2. Personalize, don’t generalize. A landing page should be designed and tailored specifically for the intended audience. Like your email content, landing pages should also be matched to specific audiences. With proper segmentation and a very flexible contact database, this shouldn’t be much of a problem. As with emails, generic landing pages deliver lower conversion rates than highly-personalized ones.
3. Keep the fold in mind. Your landing page layout should be designed in such a way that all essential elements are immediately visible without having the need to scroll the page down. That’s why it’s good practice to consider the fold as both a physical and a psychological boundary that key landing page items must stay above of.
4. Use bullets, not paragraphs. Key points should be outlined in bullet form and not buried in deep piles of text. The recipients in your contacts list who eventually end up as your landing page traffic have already gone through your email message; making them read through paragraph-structured copy would be a complete redundancy that they simply wouldn’t hang around for.
5. Be careful with images. Using images on landing pages is a double-edged sword (pardon the cliché). While they do possess the advantage of stirring interest and response, images also have the disadvantage of becoming unwanted distractions and clutter. Anything that gets your page visitors’ mind away from the call-to-action should be viewed as a big no-no. That’s why it’s best to use images in moderation.
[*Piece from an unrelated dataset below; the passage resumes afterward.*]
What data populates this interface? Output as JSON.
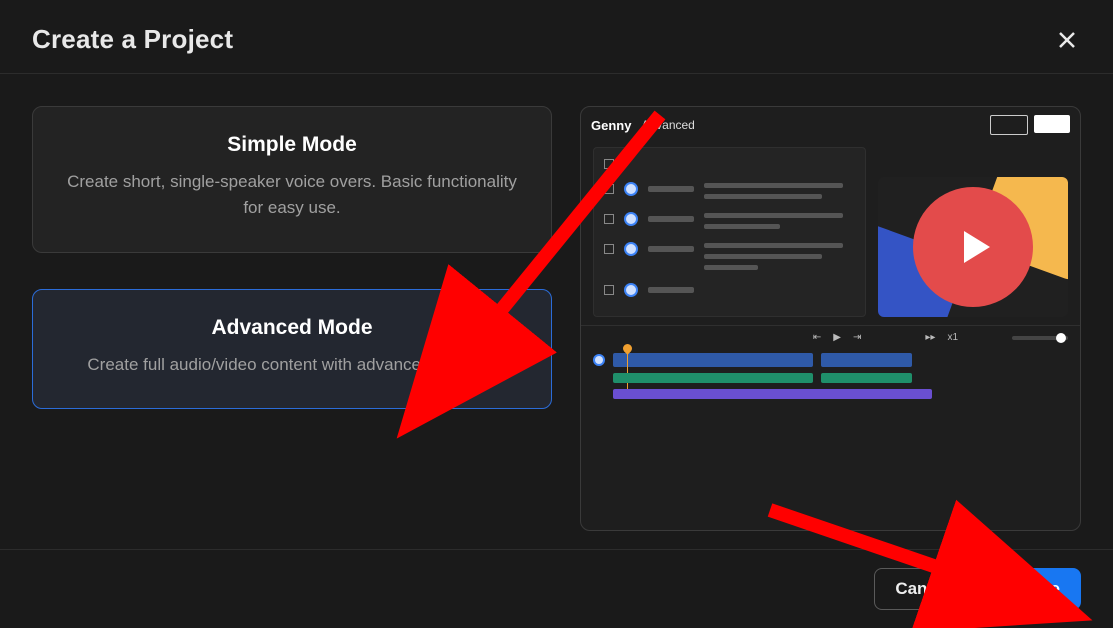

6. Outline real benefits. When the recipients in your contact databases have finally made it to your landing pages, their mindset is focused on whether they’re about to make the right decision or not. That’s why landing pages are the worst places to throw in product/service features and other marketing/sales material. Your landing page copy should reinforce the real benefits of taking the call-to-action and the hazards of not doing so.
7. Anticipate related questions. In relation to #6, landing page visitors should be reassured (not fooled) about the genuine value that your offer can deliver to them and their organizations. A good way to achieve this is to outline some points that answer the common questions about your call-to-action. One well-known tactic here is to ask and answer the “why” question five times.
8. Monitor and test. The optimum conversion rate of each landing page depends on a whole list of factors which tend to vary with time. In order to attain and maintain optimal landing page conversion rates, you need to regularly monitor and conduct evaluations similar to how you would treat email tests. Use page analytics as part of a data-driven landing page optimization effort.